Development of a liquid chromatography-tandem mass spectrometry method for simultaneous detection of the main milk allergens

- A LC-MRM/MS method for simultaneous determination of multi-allergens is proposed.
- Identification and quantification of marker peptides is the core mechanism.
- MRM parameter and enzymatic hydrolysis were strictly controlled.
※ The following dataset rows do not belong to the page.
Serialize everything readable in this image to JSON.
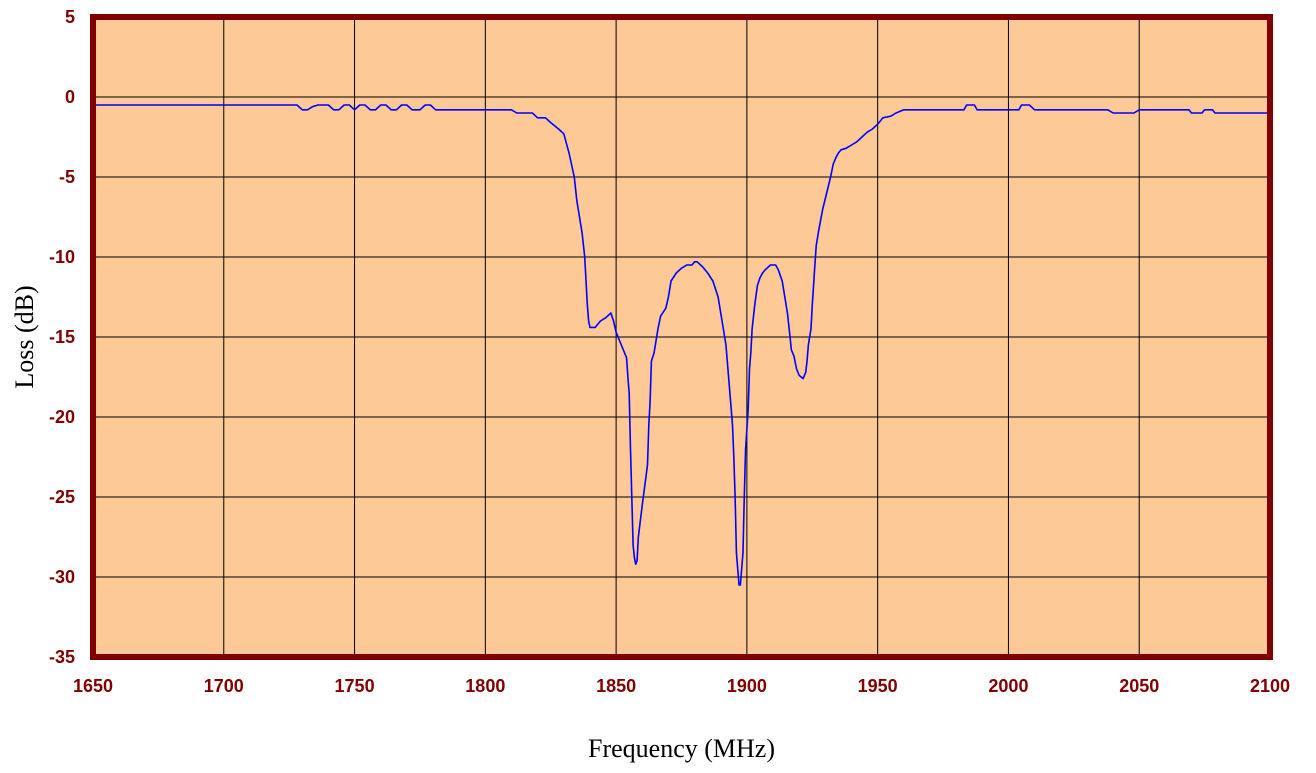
{
  "chart_data": {
    "type": "line",
    "title": "",
    "xlabel": "Frequency (MHz)",
    "ylabel": "Loss (dB)",
    "xlim": [
      1650,
      2100
    ],
    "ylim": [
      -35,
      5
    ],
    "x_ticks": [
      1650,
      1700,
      1750,
      1800,
      1850,
      1900,
      1950,
      2000,
      2050,
      2100
    ],
    "y_ticks": [
      5,
      0,
      -5,
      -10,
      -15,
      -20,
      -25,
      -30,
      -35
    ],
    "grid": true,
    "legend": "none",
    "series": [
      {
        "name": "",
        "color": "#0000ff",
        "points": [
          [
            1650,
            -0.5
          ],
          [
            1680,
            -0.5
          ],
          [
            1700,
            -0.5
          ],
          [
            1728,
            -0.5
          ],
          [
            1730,
            -0.8
          ],
          [
            1732,
            -0.8
          ],
          [
            1734,
            -0.6
          ],
          [
            1736,
            -0.5
          ],
          [
            1740,
            -0.5
          ],
          [
            1742,
            -0.8
          ],
          [
            1744,
            -0.8
          ],
          [
            1746,
            -0.5
          ],
          [
            1748,
            -0.5
          ],
          [
            1750,
            -0.8
          ],
          [
            1752,
            -0.5
          ],
          [
            1754,
            -0.5
          ],
          [
            1756,
            -0.8
          ],
          [
            1758,
            -0.8
          ],
          [
            1760,
            -0.5
          ],
          [
            1762,
            -0.5
          ],
          [
            1764,
            -0.8
          ],
          [
            1766,
            -0.8
          ],
          [
            1768,
            -0.5
          ],
          [
            1770,
            -0.5
          ],
          [
            1772,
            -0.8
          ],
          [
            1775,
            -0.8
          ],
          [
            1777,
            -0.5
          ],
          [
            1779,
            -0.5
          ],
          [
            1781,
            -0.8
          ],
          [
            1800,
            -0.8
          ],
          [
            1810,
            -0.8
          ],
          [
            1812,
            -1.0
          ],
          [
            1818,
            -1.0
          ],
          [
            1820,
            -1.3
          ],
          [
            1823,
            -1.3
          ],
          [
            1825,
            -1.6
          ],
          [
            1828,
            -2.0
          ],
          [
            1830,
            -2.3
          ],
          [
            1832,
            -3.5
          ],
          [
            1834,
            -5.0
          ],
          [
            1835,
            -6.5
          ],
          [
            1836,
            -7.5
          ],
          [
            1837,
            -8.5
          ],
          [
            1838,
            -10.0
          ],
          [
            1838.5,
            -11.5
          ],
          [
            1839,
            -13.0
          ],
          [
            1839.5,
            -14.0
          ],
          [
            1840,
            -14.4
          ],
          [
            1842,
            -14.4
          ],
          [
            1844,
            -14.0
          ],
          [
            1846,
            -13.8
          ],
          [
            1848,
            -13.5
          ],
          [
            1849,
            -14.0
          ],
          [
            1850,
            -14.7
          ],
          [
            1852,
            -15.5
          ],
          [
            1854,
            -16.3
          ],
          [
            1854.5,
            -17.5
          ],
          [
            1855,
            -18.5
          ],
          [
            1855.5,
            -22.0
          ],
          [
            1856,
            -25.0
          ],
          [
            1856.5,
            -28.0
          ],
          [
            1857,
            -28.8
          ],
          [
            1857.5,
            -29.2
          ],
          [
            1858,
            -29.0
          ],
          [
            1858.5,
            -27.5
          ],
          [
            1860,
            -25.5
          ],
          [
            1862,
            -23.0
          ],
          [
            1862.5,
            -20.5
          ],
          [
            1863,
            -19.0
          ],
          [
            1863.5,
            -16.5
          ],
          [
            1864.5,
            -16.0
          ],
          [
            1866,
            -14.5
          ],
          [
            1867,
            -13.7
          ],
          [
            1869,
            -13.2
          ],
          [
            1870,
            -12.5
          ],
          [
            1871,
            -11.5
          ],
          [
            1873,
            -11.0
          ],
          [
            1875,
            -10.7
          ],
          [
            1877,
            -10.5
          ],
          [
            1879,
            -10.5
          ],
          [
            1880,
            -10.3
          ],
          [
            1881,
            -10.3
          ],
          [
            1883,
            -10.6
          ],
          [
            1885,
            -11.0
          ],
          [
            1887,
            -11.5
          ],
          [
            1888,
            -12.0
          ],
          [
            1889,
            -12.5
          ],
          [
            1890,
            -13.5
          ],
          [
            1891,
            -14.5
          ],
          [
            1892,
            -15.5
          ],
          [
            1892.5,
            -16.5
          ],
          [
            1893.5,
            -18.5
          ],
          [
            1894,
            -19.5
          ],
          [
            1894.5,
            -20.5
          ],
          [
            1895,
            -22.5
          ],
          [
            1895.5,
            -25.0
          ],
          [
            1896,
            -28.5
          ],
          [
            1896.5,
            -29.5
          ],
          [
            1897,
            -30.5
          ],
          [
            1897.5,
            -30.5
          ],
          [
            1898,
            -29.5
          ],
          [
            1898.5,
            -28.5
          ],
          [
            1899,
            -25.0
          ],
          [
            1899.5,
            -22.0
          ],
          [
            1900.5,
            -19.5
          ],
          [
            1901,
            -17.0
          ],
          [
            1901.5,
            -16.0
          ],
          [
            1902,
            -14.5
          ],
          [
            1903,
            -13.0
          ],
          [
            1904,
            -11.8
          ],
          [
            1905,
            -11.3
          ],
          [
            1906,
            -11.0
          ],
          [
            1907,
            -10.8
          ],
          [
            1909,
            -10.5
          ],
          [
            1911,
            -10.5
          ],
          [
            1912,
            -10.8
          ],
          [
            1913.5,
            -11.5
          ],
          [
            1914.5,
            -12.5
          ],
          [
            1915.5,
            -13.5
          ],
          [
            1916.5,
            -15.0
          ],
          [
            1917,
            -15.8
          ],
          [
            1918,
            -16.2
          ],
          [
            1919,
            -17.0
          ],
          [
            1920,
            -17.4
          ],
          [
            1921.5,
            -17.6
          ],
          [
            1922.5,
            -17.2
          ],
          [
            1923,
            -16.5
          ],
          [
            1923.5,
            -15.5
          ],
          [
            1924.5,
            -14.5
          ],
          [
            1925,
            -13.0
          ],
          [
            1926,
            -10.5
          ],
          [
            1926.5,
            -9.3
          ],
          [
            1927.5,
            -8.3
          ],
          [
            1929,
            -7.0
          ],
          [
            1930.5,
            -6.0
          ],
          [
            1932,
            -5.0
          ],
          [
            1933,
            -4.2
          ],
          [
            1934,
            -3.8
          ],
          [
            1935,
            -3.5
          ],
          [
            1936,
            -3.3
          ],
          [
            1938,
            -3.2
          ],
          [
            1940,
            -3.0
          ],
          [
            1942,
            -2.8
          ],
          [
            1944,
            -2.5
          ],
          [
            1946,
            -2.2
          ],
          [
            1948,
            -2.0
          ],
          [
            1950,
            -1.7
          ],
          [
            1952,
            -1.3
          ],
          [
            1955,
            -1.2
          ],
          [
            1957,
            -1.0
          ],
          [
            1960,
            -0.8
          ],
          [
            1965,
            -0.8
          ],
          [
            1983,
            -0.8
          ],
          [
            1984,
            -0.5
          ],
          [
            1987,
            -0.5
          ],
          [
            1988,
            -0.8
          ],
          [
            2004,
            -0.8
          ],
          [
            2005,
            -0.5
          ],
          [
            2008,
            -0.5
          ],
          [
            2010,
            -0.8
          ],
          [
            2038,
            -0.8
          ],
          [
            2040,
            -1.0
          ],
          [
            2048,
            -1.0
          ],
          [
            2050,
            -0.8
          ],
          [
            2069,
            -0.8
          ],
          [
            2070,
            -1.0
          ],
          [
            2074,
            -1.0
          ],
          [
            2075,
            -0.8
          ],
          [
            2078,
            -0.8
          ],
          [
            2079,
            -1.0
          ],
          [
            2100,
            -1.0
          ]
        ]
      }
    ]
  },
  "colors": {
    "plot_background": "#fcc997",
    "frame": "#800000",
    "grid": "#000000",
    "tick_label": "#800000",
    "axis_title": "#000000",
    "series_line": "#0000ff"
  }
}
The goal of this study is development and validation of a method to confirm and quantify milk allergens in food products based on liquid chromatography-tandem multiple reactions-monitoring, mass spectrometry (LC-MRM/MS). Here, emphasis was placed on two whey proteins, α-lactalbumin (α-La) and β-lactoglobulin (β-Lg), plus a third, αs1-casein (αs1-CN), known to be the main allergenic components of milk. Five marker peptides (one for α-La, two for β-Lg and two for αs1-CN) and three quantitative marker peptides from the digestion of standard milk proteins were identified using matrix-assisted laser desorption/ionization with tandem time-of-flight mass spectrometry (MALDI-TOF/TOF MS). Optimization of enzymatic hydrolysis conditions were defined as 37 °C for 16 h. The linearity ranges for the three allergenic proteins (α-La, β-Lg and αs1-CN) were 0.97-31.25 μg/mL, 0.48-31.25 μg/mL and 0.48-31.25 μg/mL, respectively. The assays were validated for absolute quantification of three milk proteins with satisfactory results, which indicates that the established mass method is suitable for the expression of levels in daily food.